This patient requires immediate parenteral administration of a broad-spectrum antibiotic such as piperacillin-tazobactam while blood and urine cultures are pending. Neutropenia is defined as an absolute neutrophil count less than 1000/µL (1.0 × 109/L). Monotherapy with a β-lactam agent with broad coverage of gram-positive and gram-negative organisms with antipseudomonal activity has been shown to be effective in treating neutropenic fever and is the most commonly used approach. Although combination antibiotic therapy is often used (such as the addition of an aminoglycoside for additional antipseudomonal coverage), no specific regimen has been shown to be superior to broad-spectrum monotherapy. It is also reasonable to further broaden directed antimicrobial therapy if a specific source is suspected, such as adding gram-positive coverage (for example, vancomycin) if a central catheter infection is considered likely. Antifungal agents are usually considered only for patients with mucosal barrier inflammation and prolonged neutropenia (>1 week), and antiviral agents are used only in patients whose disease or therapy is associated with immunosuppression. Antimicrobial therapy should be narrowed if a specific organism or organisms are identified on culture.

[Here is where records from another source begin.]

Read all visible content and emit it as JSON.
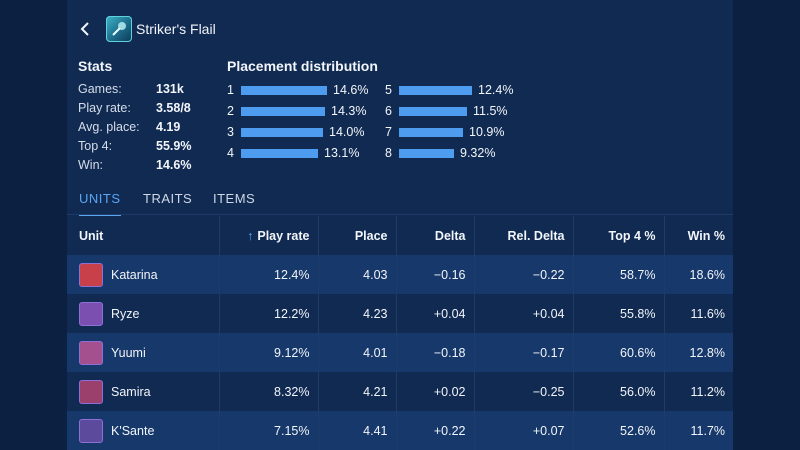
{
  "header": {
    "title": "Striker's Flail"
  },
  "stats": {
    "title": "Stats",
    "rows": [
      {
        "label": "Games:",
        "value": "131k"
      },
      {
        "label": "Play rate:",
        "value": "3.58/8"
      },
      {
        "label": "Avg. place:",
        "value": "4.19"
      },
      {
        "label": "Top 4:",
        "value": "55.9%"
      },
      {
        "label": "Win:",
        "value": "14.6%"
      }
    ]
  },
  "distribution": {
    "title": "Placement distribution",
    "items": [
      {
        "place": "1",
        "pct": "14.6%",
        "value": 14.6
      },
      {
        "place": "2",
        "pct": "14.3%",
        "value": 14.3
      },
      {
        "place": "3",
        "pct": "14.0%",
        "value": 14.0
      },
      {
        "place": "4",
        "pct": "13.1%",
        "value": 13.1
      },
      {
        "place": "5",
        "pct": "12.4%",
        "value": 12.4
      },
      {
        "place": "6",
        "pct": "11.5%",
        "value": 11.5
      },
      {
        "place": "7",
        "pct": "10.9%",
        "value": 10.9
      },
      {
        "place": "8",
        "pct": "9.32%",
        "value": 9.32
      }
    ]
  },
  "tabs": [
    {
      "label": "UNITS",
      "active": true
    },
    {
      "label": "TRAITS",
      "active": false
    },
    {
      "label": "ITEMS",
      "active": false
    }
  ],
  "table": {
    "headers": [
      "Unit",
      "Play rate",
      "Place",
      "Delta",
      "Rel. Delta",
      "Top 4 %",
      "Win %"
    ],
    "rows": [
      {
        "unit": "Katarina",
        "color": "#c8404a",
        "play_rate": "12.4%",
        "place": "4.03",
        "delta": "−0.16",
        "rel_delta": "−0.22",
        "top4": "58.7%",
        "win": "18.6%"
      },
      {
        "unit": "Ryze",
        "color": "#7a4fb0",
        "play_rate": "12.2%",
        "place": "4.23",
        "delta": "+0.04",
        "rel_delta": "+0.04",
        "top4": "55.8%",
        "win": "11.6%"
      },
      {
        "unit": "Yuumi",
        "color": "#a4508e",
        "play_rate": "9.12%",
        "place": "4.01",
        "delta": "−0.18",
        "rel_delta": "−0.17",
        "top4": "60.6%",
        "win": "12.8%"
      },
      {
        "unit": "Samira",
        "color": "#9b3f6d",
        "play_rate": "8.32%",
        "place": "4.21",
        "delta": "+0.02",
        "rel_delta": "−0.25",
        "top4": "56.0%",
        "win": "11.2%"
      },
      {
        "unit": "K'Sante",
        "color": "#5c4a9c",
        "play_rate": "7.15%",
        "place": "4.41",
        "delta": "+0.22",
        "rel_delta": "+0.07",
        "top4": "52.6%",
        "win": "11.7%"
      }
    ]
  }
}
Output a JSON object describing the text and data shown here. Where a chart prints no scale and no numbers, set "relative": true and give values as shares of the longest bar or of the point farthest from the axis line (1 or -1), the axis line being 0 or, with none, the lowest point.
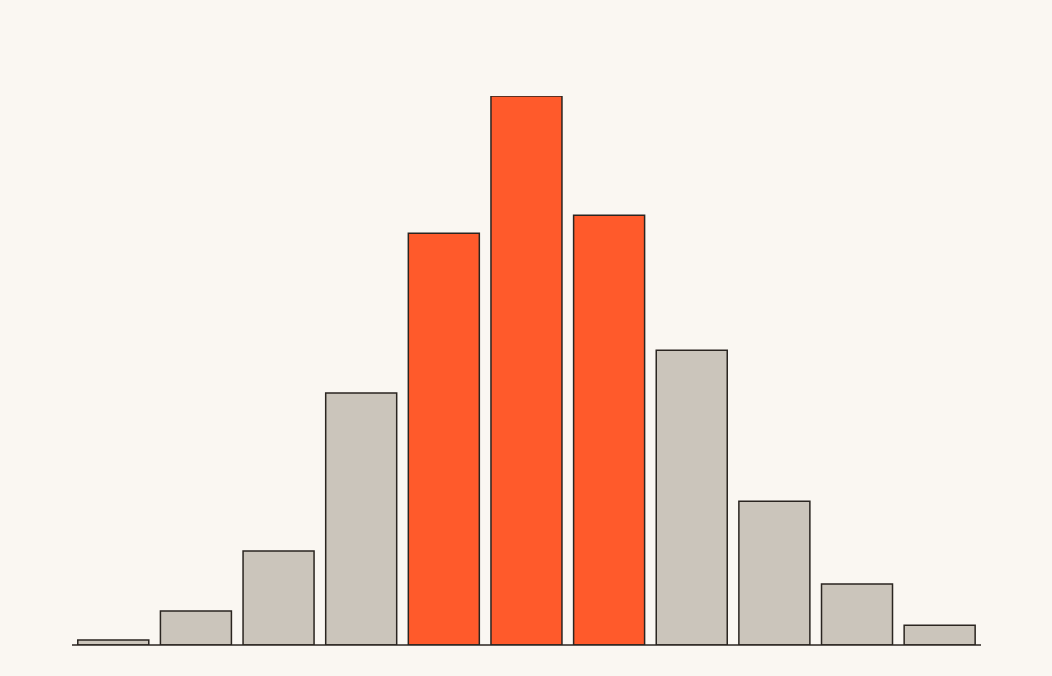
{
  "chart_data": {
    "type": "bar",
    "relative": true,
    "categories": [
      null,
      null,
      null,
      null,
      null,
      null,
      null,
      null,
      null,
      null,
      null
    ],
    "values": [
      0.009,
      0.062,
      0.171,
      0.459,
      0.75,
      1,
      0.783,
      0.537,
      0.262,
      0.111,
      0.036
    ],
    "colors": [
      "#cbc5bb",
      "#cbc5bb",
      "#cbc5bb",
      "#cbc5bb",
      "#ff5a2b",
      "#ff5a2b",
      "#ff5a2b",
      "#cbc5bb",
      "#cbc5bb",
      "#cbc5bb",
      "#cbc5bb"
    ]
  }
}
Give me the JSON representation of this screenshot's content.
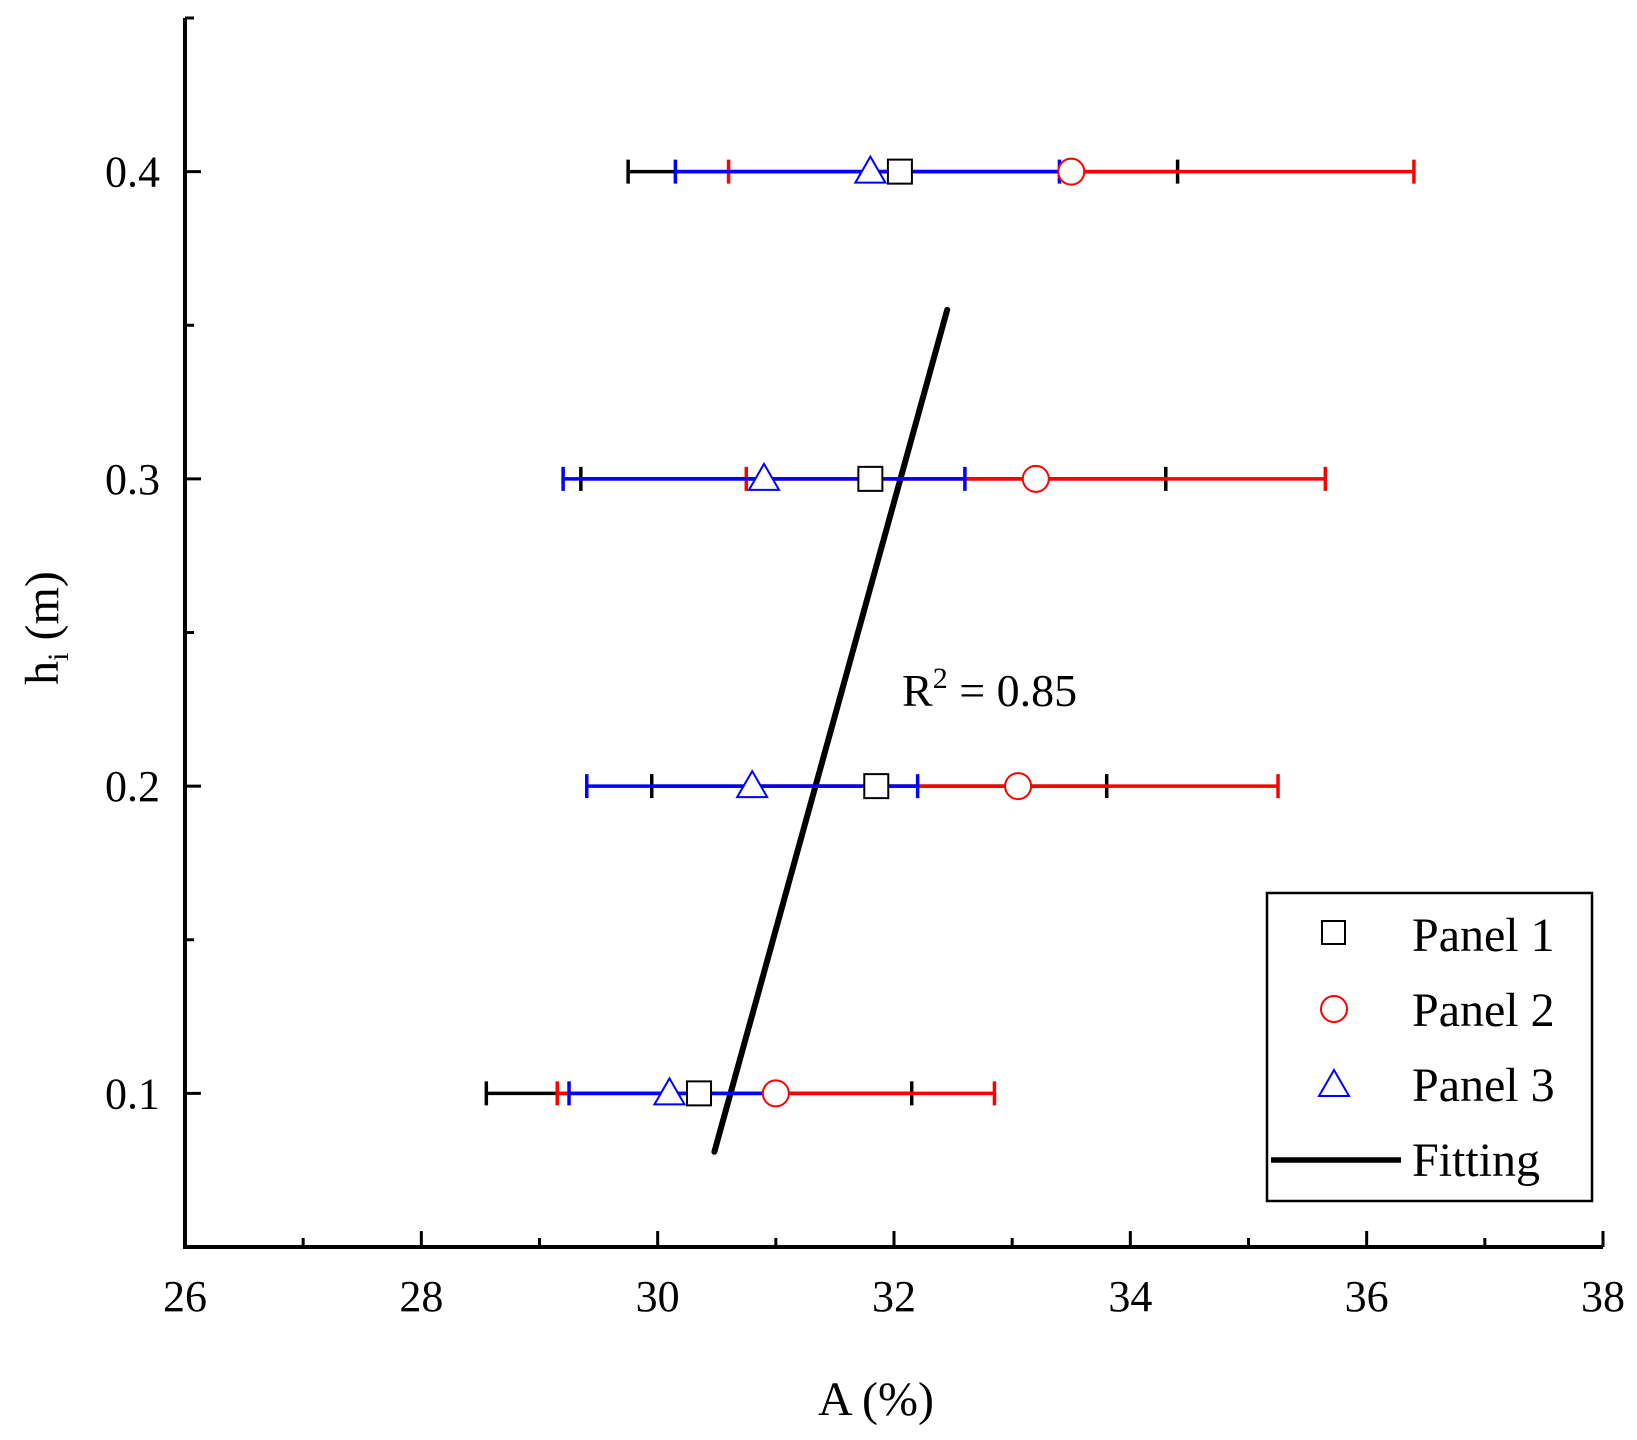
{
  "chart_data": {
    "type": "scatter",
    "title": "",
    "xlabel": "A (%)",
    "ylabel": {
      "main": "h",
      "subscript": "i",
      "unit": " (m)"
    },
    "xlim": [
      26,
      38
    ],
    "ylim": [
      0.05,
      0.45
    ],
    "xticks": [
      26,
      28,
      30,
      32,
      34,
      36,
      38
    ],
    "xtick_labels": [
      "26",
      "28",
      "30",
      "32",
      "34",
      "36",
      "38"
    ],
    "yticks": [
      0.1,
      0.2,
      0.3,
      0.4
    ],
    "ytick_labels": [
      "0.1",
      "0.2",
      "0.3",
      "0.4"
    ],
    "grid": false,
    "legend_position": "bottom-right",
    "series": [
      {
        "name": "Panel 1",
        "marker": "square",
        "color": "#000000",
        "points": [
          {
            "y": 0.1,
            "x": 30.35,
            "xmin": 28.55,
            "xmax": 32.15
          },
          {
            "y": 0.2,
            "x": 31.85,
            "xmin": 29.95,
            "xmax": 33.8
          },
          {
            "y": 0.3,
            "x": 31.8,
            "xmin": 29.35,
            "xmax": 34.3
          },
          {
            "y": 0.4,
            "x": 32.05,
            "xmin": 29.75,
            "xmax": 34.4
          }
        ]
      },
      {
        "name": "Panel 2",
        "marker": "circle",
        "color": "#ff0000",
        "points": [
          {
            "y": 0.1,
            "x": 31.0,
            "xmin": 29.15,
            "xmax": 32.85
          },
          {
            "y": 0.2,
            "x": 33.05,
            "xmin": 30.8,
            "xmax": 35.25
          },
          {
            "y": 0.3,
            "x": 33.2,
            "xmin": 30.75,
            "xmax": 35.65
          },
          {
            "y": 0.4,
            "x": 33.5,
            "xmin": 30.6,
            "xmax": 36.4
          }
        ]
      },
      {
        "name": "Panel 3",
        "marker": "triangle",
        "color": "#0000ff",
        "points": [
          {
            "y": 0.1,
            "x": 30.1,
            "xmin": 29.25,
            "xmax": 30.95
          },
          {
            "y": 0.2,
            "x": 30.8,
            "xmin": 29.4,
            "xmax": 32.2
          },
          {
            "y": 0.3,
            "x": 30.9,
            "xmin": 29.2,
            "xmax": 32.6
          },
          {
            "y": 0.4,
            "x": 31.8,
            "xmin": 30.15,
            "xmax": 33.4
          }
        ]
      }
    ],
    "fit": {
      "name": "Fitting",
      "color": "#000000",
      "x": [
        30.48,
        32.45
      ],
      "y": [
        0.081,
        0.355
      ]
    },
    "annotation": {
      "prefix": "R",
      "superscript": "2",
      "suffix": " = 0.85"
    }
  }
}
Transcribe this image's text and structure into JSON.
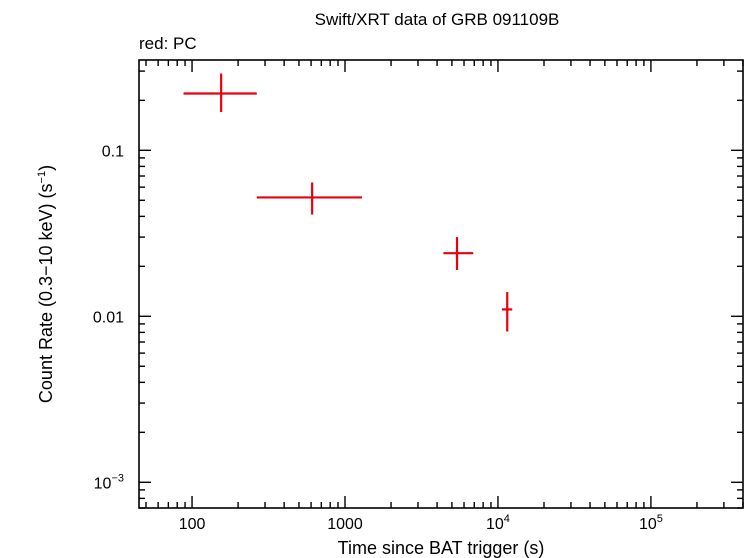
{
  "chart_data": {
    "type": "scatter",
    "title": "Swift/XRT data of GRB 091109B",
    "legend_text": "red: PC",
    "xlabel": "Time since BAT trigger (s)",
    "ylabel": "Count Rate (0.3−10 keV) (s",
    "ylabel_sup": "−1",
    "ylabel_close": ")",
    "x_scale": "log",
    "y_scale": "log",
    "xlim": [
      45,
      400000
    ],
    "ylim": [
      0.0007,
      0.35
    ],
    "x_ticks": [
      {
        "value": 100,
        "label": "100",
        "sup": ""
      },
      {
        "value": 1000,
        "label": "1000",
        "sup": ""
      },
      {
        "value": 10000,
        "label": "10",
        "sup": "4"
      },
      {
        "value": 100000,
        "label": "10",
        "sup": "5"
      }
    ],
    "y_ticks": [
      {
        "value": 0.1,
        "label": "0.1",
        "sup": ""
      },
      {
        "value": 0.01,
        "label": "0.01",
        "sup": ""
      },
      {
        "value": 0.001,
        "label": "10",
        "sup": "−3"
      }
    ],
    "grid": false,
    "series": [
      {
        "color": "#e8000b",
        "points": [
          {
            "x": 155,
            "xlo": 88,
            "xhi": 265,
            "y": 0.22,
            "ylo": 0.17,
            "yhi": 0.29
          },
          {
            "x": 610,
            "xlo": 265,
            "xhi": 1290,
            "y": 0.052,
            "ylo": 0.041,
            "yhi": 0.064
          },
          {
            "x": 5400,
            "xlo": 4400,
            "xhi": 6900,
            "y": 0.024,
            "ylo": 0.019,
            "yhi": 0.03
          },
          {
            "x": 11500,
            "xlo": 10600,
            "xhi": 12400,
            "y": 0.011,
            "ylo": 0.0081,
            "yhi": 0.014
          }
        ]
      }
    ]
  }
}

Because of resistance, fluoroquinolones are not frequently used as initial monotherapy for patients with neutropenic fever. However, they may have a role in selected low-risk patients with stable vital signs and an unremarkable physical examination who might be eligible for outpatient oral therapy at experienced centers with close monitoring capability. They may also be used as add-on therapy for specific infections or for directed therapy based on culture results.
Hematopoietic growth factors, including granulocyte-macrophage colony-stimulating factors, are effective in preventing neutropenia and allowing for continued full-dose chemotherapy when appropriate. These agents also may reduce the duration of neutropenia and the length of hospitalization for patients admitted if fever develops in the setting of neutropenia. However, hematopoietic growth factors are not a replacement for immediate antimicrobial therapy in patients with fever and neutropenia and do not have a clear role in treatment.
Waiting for culture results before administering antimicrobial agents in patients with neutropenia and fever is never appropriate. If patients do not receive parenteral antimicrobials immediately after cultures are taken, their condition can rapidly deteriorate over 12 to 24 hours, and they can experience sepsis, shock, and death.
Although gram-positive organisms are the most commonly identified cause of neutropenic fever, initial monotherapy with vancomycin is not appropriate because of the potential virulence of gram-negative organisms. Vancomycin is usually not a routine component of empiric broad-spectrum antibiotic therapy for neutropenic fever without a specific indication.